Previa: A exportação de noz-pecã no Brasil enfrenta desafios logísticos e sanitários, mas o setor acredita em uma recuperação no segundo semestre de 2026. A normalização das operações e o aumento da produção podem impulsionar as vendas internacionais.
A cadeia produtiva da noz-pecã no Brasil está passando por um momento desafiador para expandir sua presença no mercado global. O aumento dos custos logísticos, impulsionado por tensões geopolíticas no Oriente Médio, e novas exigências sanitárias da União Europeia têm dificultado as exportações e gerado incertezas para os produtores.
Apesar desse cenário adverso, o setor se mostra otimista em relação aos próximos meses. A expectativa é que a normalização das operações logísticas, juntamente com a ampliação da oferta de produtos, favoreça uma retomada das exportações no segundo semestre de 2026.
Safra de 2026 deve crescer com novos pomares em produção
O Instituto Brasileiro de Pecanicultura (IBPecan) projeta que a produção nacional de noz-pecã atinja entre 6,5 mil e 7 mil toneladas em 2026. Esse crescimento é atribuído à entrada de novos pomares em fase produtiva e à recuperação da produtividade em várias regiões produtoras.
Esse aumento na produção é estratégico, pois a cultura da noz-pecã vem ganhando espaço no agronegócio nacional e atraindo o interesse de compradores internacionais que buscam alimentos de alto valor agregado.

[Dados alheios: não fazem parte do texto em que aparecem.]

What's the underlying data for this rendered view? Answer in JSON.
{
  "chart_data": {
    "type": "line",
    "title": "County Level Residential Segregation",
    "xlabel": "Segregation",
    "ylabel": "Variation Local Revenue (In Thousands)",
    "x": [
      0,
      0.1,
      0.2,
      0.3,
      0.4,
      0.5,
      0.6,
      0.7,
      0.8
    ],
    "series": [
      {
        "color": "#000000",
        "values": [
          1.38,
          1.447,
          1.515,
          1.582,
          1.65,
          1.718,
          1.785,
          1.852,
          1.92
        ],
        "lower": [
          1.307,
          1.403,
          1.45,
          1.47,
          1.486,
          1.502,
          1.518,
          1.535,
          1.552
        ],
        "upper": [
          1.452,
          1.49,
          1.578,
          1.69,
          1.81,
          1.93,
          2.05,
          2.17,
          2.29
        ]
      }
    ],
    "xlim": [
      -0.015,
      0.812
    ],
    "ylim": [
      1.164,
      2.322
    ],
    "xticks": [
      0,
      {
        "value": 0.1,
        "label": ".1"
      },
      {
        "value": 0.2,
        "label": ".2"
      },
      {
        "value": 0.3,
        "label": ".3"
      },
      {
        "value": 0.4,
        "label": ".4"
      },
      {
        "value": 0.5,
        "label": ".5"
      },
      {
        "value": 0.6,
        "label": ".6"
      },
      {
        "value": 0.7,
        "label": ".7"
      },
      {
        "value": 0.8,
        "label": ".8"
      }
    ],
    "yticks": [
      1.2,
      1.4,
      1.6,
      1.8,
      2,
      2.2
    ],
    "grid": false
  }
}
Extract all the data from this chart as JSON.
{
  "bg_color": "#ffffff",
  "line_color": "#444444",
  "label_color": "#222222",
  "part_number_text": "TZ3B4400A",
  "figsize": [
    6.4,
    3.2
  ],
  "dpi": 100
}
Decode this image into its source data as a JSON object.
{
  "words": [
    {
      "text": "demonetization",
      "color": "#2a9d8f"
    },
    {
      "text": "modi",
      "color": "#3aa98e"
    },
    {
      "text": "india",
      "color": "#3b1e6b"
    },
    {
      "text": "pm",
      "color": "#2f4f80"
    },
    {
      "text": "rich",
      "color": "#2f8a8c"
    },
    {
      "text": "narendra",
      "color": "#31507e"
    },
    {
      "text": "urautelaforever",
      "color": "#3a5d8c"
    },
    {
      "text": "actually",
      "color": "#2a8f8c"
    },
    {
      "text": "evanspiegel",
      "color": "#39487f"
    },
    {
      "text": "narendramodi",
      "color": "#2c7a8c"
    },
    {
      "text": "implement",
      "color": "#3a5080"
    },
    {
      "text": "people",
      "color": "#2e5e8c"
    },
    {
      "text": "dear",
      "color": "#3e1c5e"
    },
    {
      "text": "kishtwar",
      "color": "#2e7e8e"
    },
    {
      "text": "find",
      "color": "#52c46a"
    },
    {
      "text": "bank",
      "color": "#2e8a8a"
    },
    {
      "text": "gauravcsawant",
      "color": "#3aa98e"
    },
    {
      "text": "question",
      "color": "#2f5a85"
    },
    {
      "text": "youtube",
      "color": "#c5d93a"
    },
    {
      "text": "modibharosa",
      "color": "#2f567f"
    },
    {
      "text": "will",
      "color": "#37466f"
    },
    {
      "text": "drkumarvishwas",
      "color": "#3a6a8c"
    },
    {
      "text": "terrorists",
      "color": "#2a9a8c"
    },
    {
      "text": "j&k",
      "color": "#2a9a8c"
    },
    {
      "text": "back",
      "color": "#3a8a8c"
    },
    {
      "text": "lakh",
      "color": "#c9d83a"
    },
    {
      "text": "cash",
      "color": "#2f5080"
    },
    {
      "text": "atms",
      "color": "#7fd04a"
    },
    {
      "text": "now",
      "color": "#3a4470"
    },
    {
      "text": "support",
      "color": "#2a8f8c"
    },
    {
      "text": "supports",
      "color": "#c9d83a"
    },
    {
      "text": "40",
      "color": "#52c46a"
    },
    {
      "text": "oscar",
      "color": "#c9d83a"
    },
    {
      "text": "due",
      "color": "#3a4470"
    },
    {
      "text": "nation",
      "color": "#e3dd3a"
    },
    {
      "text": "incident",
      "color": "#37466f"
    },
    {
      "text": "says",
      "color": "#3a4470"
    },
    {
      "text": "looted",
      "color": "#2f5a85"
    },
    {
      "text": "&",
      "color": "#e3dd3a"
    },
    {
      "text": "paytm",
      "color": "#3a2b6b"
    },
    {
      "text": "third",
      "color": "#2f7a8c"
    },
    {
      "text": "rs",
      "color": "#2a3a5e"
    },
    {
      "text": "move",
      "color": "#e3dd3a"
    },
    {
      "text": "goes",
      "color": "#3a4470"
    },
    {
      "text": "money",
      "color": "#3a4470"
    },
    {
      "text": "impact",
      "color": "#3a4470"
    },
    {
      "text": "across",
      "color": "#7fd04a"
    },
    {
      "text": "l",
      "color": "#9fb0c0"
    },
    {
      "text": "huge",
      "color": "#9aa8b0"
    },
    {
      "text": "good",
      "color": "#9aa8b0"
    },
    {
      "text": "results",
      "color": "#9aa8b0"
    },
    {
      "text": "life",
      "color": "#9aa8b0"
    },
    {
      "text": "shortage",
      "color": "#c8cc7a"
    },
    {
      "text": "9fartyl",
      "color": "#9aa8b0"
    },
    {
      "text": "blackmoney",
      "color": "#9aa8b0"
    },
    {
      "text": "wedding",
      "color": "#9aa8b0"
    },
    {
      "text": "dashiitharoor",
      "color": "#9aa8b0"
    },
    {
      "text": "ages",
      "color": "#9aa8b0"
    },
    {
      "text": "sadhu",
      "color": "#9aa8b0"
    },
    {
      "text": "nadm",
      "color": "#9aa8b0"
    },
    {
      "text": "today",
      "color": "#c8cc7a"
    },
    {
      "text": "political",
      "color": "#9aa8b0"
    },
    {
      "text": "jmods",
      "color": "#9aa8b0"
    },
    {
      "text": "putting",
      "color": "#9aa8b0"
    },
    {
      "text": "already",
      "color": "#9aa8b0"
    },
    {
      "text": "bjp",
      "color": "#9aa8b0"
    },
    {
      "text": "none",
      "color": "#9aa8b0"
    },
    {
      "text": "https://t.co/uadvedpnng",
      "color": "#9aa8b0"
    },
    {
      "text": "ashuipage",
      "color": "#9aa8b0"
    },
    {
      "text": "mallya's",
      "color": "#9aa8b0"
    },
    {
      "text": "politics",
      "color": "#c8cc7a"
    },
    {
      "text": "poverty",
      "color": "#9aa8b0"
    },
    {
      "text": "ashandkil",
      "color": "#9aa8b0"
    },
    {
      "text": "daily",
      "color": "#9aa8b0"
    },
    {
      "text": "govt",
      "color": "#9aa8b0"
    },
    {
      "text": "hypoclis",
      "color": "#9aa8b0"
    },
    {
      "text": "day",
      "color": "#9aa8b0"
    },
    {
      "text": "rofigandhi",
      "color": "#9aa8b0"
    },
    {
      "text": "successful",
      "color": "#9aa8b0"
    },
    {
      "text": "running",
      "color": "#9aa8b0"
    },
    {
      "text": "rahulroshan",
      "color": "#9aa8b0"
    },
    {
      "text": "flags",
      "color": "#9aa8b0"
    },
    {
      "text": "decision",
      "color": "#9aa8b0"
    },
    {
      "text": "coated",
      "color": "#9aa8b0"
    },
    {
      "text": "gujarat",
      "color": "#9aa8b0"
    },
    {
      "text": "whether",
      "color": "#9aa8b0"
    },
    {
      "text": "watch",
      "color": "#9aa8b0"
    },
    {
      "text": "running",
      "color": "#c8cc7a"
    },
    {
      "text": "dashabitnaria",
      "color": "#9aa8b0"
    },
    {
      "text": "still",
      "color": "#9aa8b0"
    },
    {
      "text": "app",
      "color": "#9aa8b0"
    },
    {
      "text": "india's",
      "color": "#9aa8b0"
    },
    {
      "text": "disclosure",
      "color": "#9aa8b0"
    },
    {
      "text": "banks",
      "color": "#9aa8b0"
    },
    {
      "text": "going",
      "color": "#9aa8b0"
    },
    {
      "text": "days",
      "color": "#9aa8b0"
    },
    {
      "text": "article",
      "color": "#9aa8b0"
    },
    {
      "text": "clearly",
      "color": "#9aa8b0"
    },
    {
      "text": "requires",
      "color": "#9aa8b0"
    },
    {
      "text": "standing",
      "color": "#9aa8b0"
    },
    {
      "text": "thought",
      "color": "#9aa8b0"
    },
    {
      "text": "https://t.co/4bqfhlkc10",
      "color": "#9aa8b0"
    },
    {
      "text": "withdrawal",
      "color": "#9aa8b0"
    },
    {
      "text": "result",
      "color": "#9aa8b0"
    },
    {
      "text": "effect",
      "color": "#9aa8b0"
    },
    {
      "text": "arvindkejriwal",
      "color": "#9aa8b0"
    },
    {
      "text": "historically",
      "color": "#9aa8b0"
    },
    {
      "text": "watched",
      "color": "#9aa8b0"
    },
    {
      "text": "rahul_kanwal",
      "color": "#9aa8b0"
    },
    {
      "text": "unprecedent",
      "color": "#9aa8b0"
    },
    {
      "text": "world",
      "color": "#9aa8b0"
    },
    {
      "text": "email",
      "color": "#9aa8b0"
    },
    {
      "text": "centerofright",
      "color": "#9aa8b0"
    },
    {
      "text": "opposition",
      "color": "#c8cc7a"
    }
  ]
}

Conflito no Oriente Médio eleva custos logísticos
As tensões geopolíticas no Oriente Médio têm sido um dos principais fatores que impactaram as exportações brasileiras. Segundo Claiton Wallauer, presidente do IBPecan, os conflitos internacionais resultaram em desequilíbrios na logística marítima global, reduzindo a disponibilidade de contêineres e elevando os custos de frete.
Esse cenário não apenas aumentou os custos das operações de exportação, mas também dificultou o planejamento das empresas, devido à instabilidade nas rotas internacionais.
Tarifas dos Estados Unidos seguem no radar
O setor também está atento à política comercial dos Estados Unidos, onde discussões sobre possíveis tarifas sobre produtos sul-americanos geram incertezas para os exportadores brasileiros. Ao mesmo tempo, a redução da produção de noz-pecã nos EUA e no México pode abrir oportunidades para o Brasil.
Se as condições comerciais forem favoráveis, a menor oferta desses países poderá permitir um aumento da participação da noz-pecã brasileira no mercado internacional.
União Europeia endurece regras sanitárias
Além das questões logísticas, o setor enfrenta novos desafios relacionados às exigências sanitárias na Europa. Alterações nas normas para importação de nozes tornaram os processos de certificação mais complexos, impactando os embarques destinados ao continente.
O IBPecan espera que, após os ajustes regulatórios, o fluxo comercial retorne gradualmente à normalidade.
Mercado asiático ainda apresenta ritmo lento
O mercado asiático também está em um momento de espera, com negociações limitadas. Para contornar essa situação, o setor brasileiro intensifica a prospecção de novos compradores e busca diversificar seus mercados, reduzindo a dependência de destinos tradicionais.
Setor aposta na recuperação das exportações
Apesar dos desafios enfrentados, o setor acredita na recuperação do comércio internacional. A combinação de maior disponibilidade de produto, estabilização da logística global e normalização das exigências sanitárias deve favorecer uma retomada gradual das exportações nos próximos meses.
Os meses de julho e agosto são esperados como períodos de melhora no ambiente de negócios, com novas oportunidades comerciais para a produção brasileira.
Brasil amplia potencial no mercado global de nozes
O avanço da pecanicultura no Brasil reforça o potencial do país como fornecedor de nozes de alta qualidade no mercado internacional. Com investimentos em tecnologia e expansão das áreas cultivadas, o setor busca transformar desafios logísticos e regulatórios em oportunidades para aumentar sua competitividade global.
Se o cenário internacional se estabilizar ao longo do segundo semestre, a expectativa é que a noz-pecã brasileira recupere seu ritmo nas exportações e fortaleça sua presença nos principais mercados consumidores do mundo.